Serbian President Aleksandar Vučić was urgently taken to the hospital on Thursday evening, Serbian radio and television broadcaster B92 reported.
B92 reported that the information about the president’s emergency transfer to the hospital was unofficially confirmed by those involved in the development. So far, however, there has been no official confirmation of Aleksandar Vučić’s deteriorating health.
The vice chairwoman of the Serbian Progressive Party headed by Vučić wished the leader a speedy recovery on Twitter. “Full support for President Vuczić. We know that he is not spared, that he lives and breathes for Serbia,” Bozić wrote.
Serbian President Vučić praised the boycott by ethnic Serbs of the April 23 vote in northern Kosovo.
“The Serbian people in Kosovo carried out a peaceful political uprising,” he said a day later.
Serbs of Kosovo boycotted the vote, in protest that their demands for more autonomy have not been met, in another sign that a peace deal signed between Kosovo and Serbia last month is not working.
Kosovo’s election commission said the turnout in the local elections in the north was 3.47 percent. All four elected mayors were from ethnic Albanian political parties including two from the ruling Self-Determination Party of Prime Minister Albin Kurti. The only Serb candidate drew only five votes.
“Serbs haven’t been heard from by you [the EU and the West] in 10 years. I’ve been pleading with you to listen to them… but you have failed to do so. I didn’t sign anything with you for 10 years because… I could sense that you the EU and the West were cheating and lying,” the president said.
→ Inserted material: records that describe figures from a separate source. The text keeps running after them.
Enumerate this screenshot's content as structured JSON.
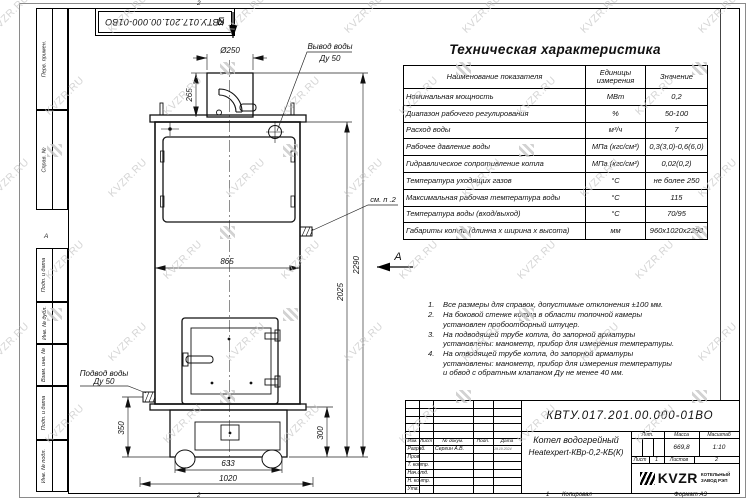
{
  "sheet": {
    "corner_doc_number": "КВТУ.017.201.00.000-01ВО",
    "zone_top": "2",
    "zone_bottom": "2",
    "fold_mark": "А",
    "copy_num": "1",
    "copied": "Копировал",
    "format": "Формат А3"
  },
  "margins": {
    "items": [
      "Перв. примен.",
      "Справ. №",
      "Подп. и дата",
      "Инв. № дубл.",
      "Взам. инв. №",
      "Подп. и дата",
      "Инв. № подл."
    ]
  },
  "watermark": {
    "text": "KVZR.RU"
  },
  "tech_table": {
    "title": "Техническая характеристика",
    "headers": [
      "Наименование показателя",
      "Единицы измерения",
      "Значение"
    ],
    "rows": [
      [
        "Номинальная мощность",
        "МВт",
        "0,2"
      ],
      [
        "Диапазон рабочего регулирования",
        "%",
        "50-100"
      ],
      [
        "Расход воды",
        "м³/ч",
        "7"
      ],
      [
        "Рабочее давление воды",
        "МПа (кгс/см²)",
        "0,3(3,0)-0,6(6,0)"
      ],
      [
        "Гидравлическое сопротивление котла",
        "МПа (кгс/см²)",
        "0,02(0,2)"
      ],
      [
        "Температура уходящих газов",
        "°С",
        "не более 250"
      ],
      [
        "Максимальная рабочая температура воды",
        "°С",
        "115"
      ],
      [
        "Температура воды (вход/выход)",
        "°С",
        "70/95"
      ],
      [
        "Габариты котла (длинна x ширина x высота)",
        "мм",
        "960x1020x2290"
      ]
    ]
  },
  "notes": [
    "Все размеры для справок, допустимые отклонения ±100 мм.",
    "На боковой стенке котла в области топочной камеры установлен пробоотборный штуцер.",
    "На подводящей трубе котла, до запорной арматуры установлены: манометр, прибор для измерения температуры.",
    "На отводящей трубе котла, до запорной арматуры установлены: манометр, прибор для измерения температуры и обвод с обратным клапаном Ду не менее 40 мм."
  ],
  "drawing": {
    "view_b": "Б",
    "view_a": "А",
    "outlet_line1": "Вывод воды",
    "outlet_line2": "Ду 50",
    "inlet_line1": "Подвод воды",
    "inlet_line2": "Ду 50",
    "see_note": "см. п .2",
    "dims": {
      "chimney_d": "Ø250",
      "chimney_h": "265",
      "body_w": "865",
      "h_body": "2025",
      "h_total": "2290",
      "base_h_left": "350",
      "base_h_right": "300",
      "base_w_inner": "633",
      "base_w_outer": "1020"
    }
  },
  "title_block": {
    "doc_number": "КВТУ.017.201.00.000-01ВО",
    "name_line1": "Котел водогрейный",
    "name_line2": "Heatexpert-КВр-0,2-КБ(К)",
    "header_cols": [
      "Изм.",
      "Лист",
      "№ докум.",
      "Подп.",
      "Дата"
    ],
    "rows": [
      {
        "label": "Разраб.",
        "name": "Сергин А.В.",
        "date": "19.10.2024"
      },
      {
        "label": "Пров.",
        "name": "",
        "date": ""
      },
      {
        "label": "Т. контр.",
        "name": "",
        "date": ""
      },
      {
        "label": "Нач.отд.",
        "name": "",
        "date": ""
      },
      {
        "label": "Н. контр.",
        "name": "",
        "date": ""
      },
      {
        "label": "Утв.",
        "name": "",
        "date": ""
      }
    ],
    "lit_label": "Лит.",
    "mass_label": "Масса",
    "scale_label": "Масштаб",
    "mass_value": "669,8",
    "scale_value": "1:10",
    "sheet_label": "Лист",
    "sheet_value": "1",
    "sheets_label": "Листов",
    "sheets_value": "2",
    "logo_text": "KVZR",
    "company_line1": "КОТЕЛЬНЫЙ",
    "company_line2": "ЗАВОД РЭП"
  }
}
Regarding Kosovo organizing an election in a region mostly populated with Serbs, Vučić said he didn’t “see much of a problem with the occupation exhibiting its true colors. For the occupiers, things have never turned out well.”
“For the occupiers, things have never turned out well,” Vučić added.
Serbia has not recognized the independence of Kosovo, its former southern province, where NATO intervened during the 1998-99 conflict to protect ethnic Albanians from a fierce Serbian security crackdown replete with killings and ethnic cleansing.
Northern Kosovo is home to around 50,000 Serbs. Albanians form a more than 90 percent majority in Kosovo but are a small minority in the north.